The dragon coiled and bobbed its massive head. "Done."

Vegeta reveled in his victory and tried to ignore the now-tiny voice inside him shouting that he'd destroyed his son that Trunks would never be born. The voice keened that he had given up his life, a life that was making him happy and contented. Vegeta proved with his wish that his pride and perfidy could conquer the new emotions threatening to take over his soul. He didn't get the chance to regret his actions.

Everything changed.

Well almost everything...

Goku dug his fingers down into the turf of the little patch of the afterlife he was currently reclining on. Training, eating, and relaxing, being dead was like living, minus his friends and family. It was a little lonely, being dead. Ever the optimist, Goku just tried to remember that eventually everyone ended up dead and he'd be able to visit with all his friends again someday. The clouds above cleared revealing the brightest view of stars, he'd ever seen. Being in heaven had its perks.

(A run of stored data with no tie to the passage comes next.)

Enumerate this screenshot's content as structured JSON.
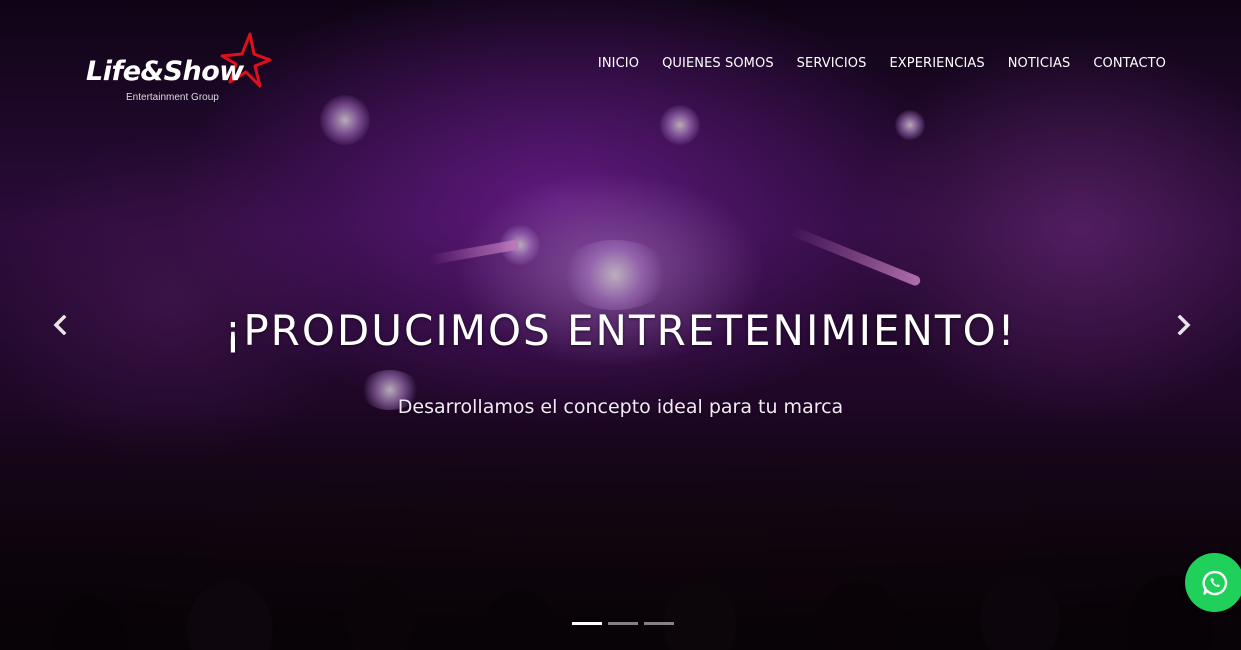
{
  "brand": {
    "name": "Life&Show",
    "tagline": "Entertainment Group",
    "star_color": "#e0101a"
  },
  "nav": {
    "items": [
      {
        "label": "INICIO"
      },
      {
        "label": "QUIENES SOMOS"
      },
      {
        "label": "SERVICIOS"
      },
      {
        "label": "EXPERIENCIAS"
      },
      {
        "label": "NOTICIAS"
      },
      {
        "label": "CONTACTO"
      }
    ]
  },
  "hero": {
    "headline": "¡PRODUCIMOS ENTRETENIMIENTO!",
    "subheadline": "Desarrollamos el concepto ideal para tu marca",
    "prev_icon": "chevron-left-icon",
    "next_icon": "chevron-right-icon",
    "slide_count": 3,
    "active_slide": 1
  },
  "whatsapp": {
    "icon": "whatsapp-icon",
    "color": "#1fd15a"
  }
}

Not even the whisper of a sound betrayed what happened next. The stars vanished. One moment they were there, the next, the sky was black and empty. Goku blinked and cocked his head to the side. "What the heck would cause that?" If it weren't for the slight glow of his halo, he would have been in complete darkness. His eyes adjusted quickly, but he could barely see his hands in front of his face. A gradually intensifying scream was approaching from the right and Goku sprang toward it.

"THE END OF THE UNIVERSE! THE END!"

A glowing halo much lower to the ground than Goku's was rapidly moving in circles, and appeared to be shouting the news about the end of the universe. "King Kai?" Goku carefully interposed himself into the path of the halo and intercepted a very distraught, dead Kai.

King Kai grabbed him by his shirtfront and shook for all he was worth. "A... A... A... billion stars just vanished died... A BILLION."

"They died? What could kill a billion stars?"

King Kai went limp. "I don't know. How could this... How could it have happened?"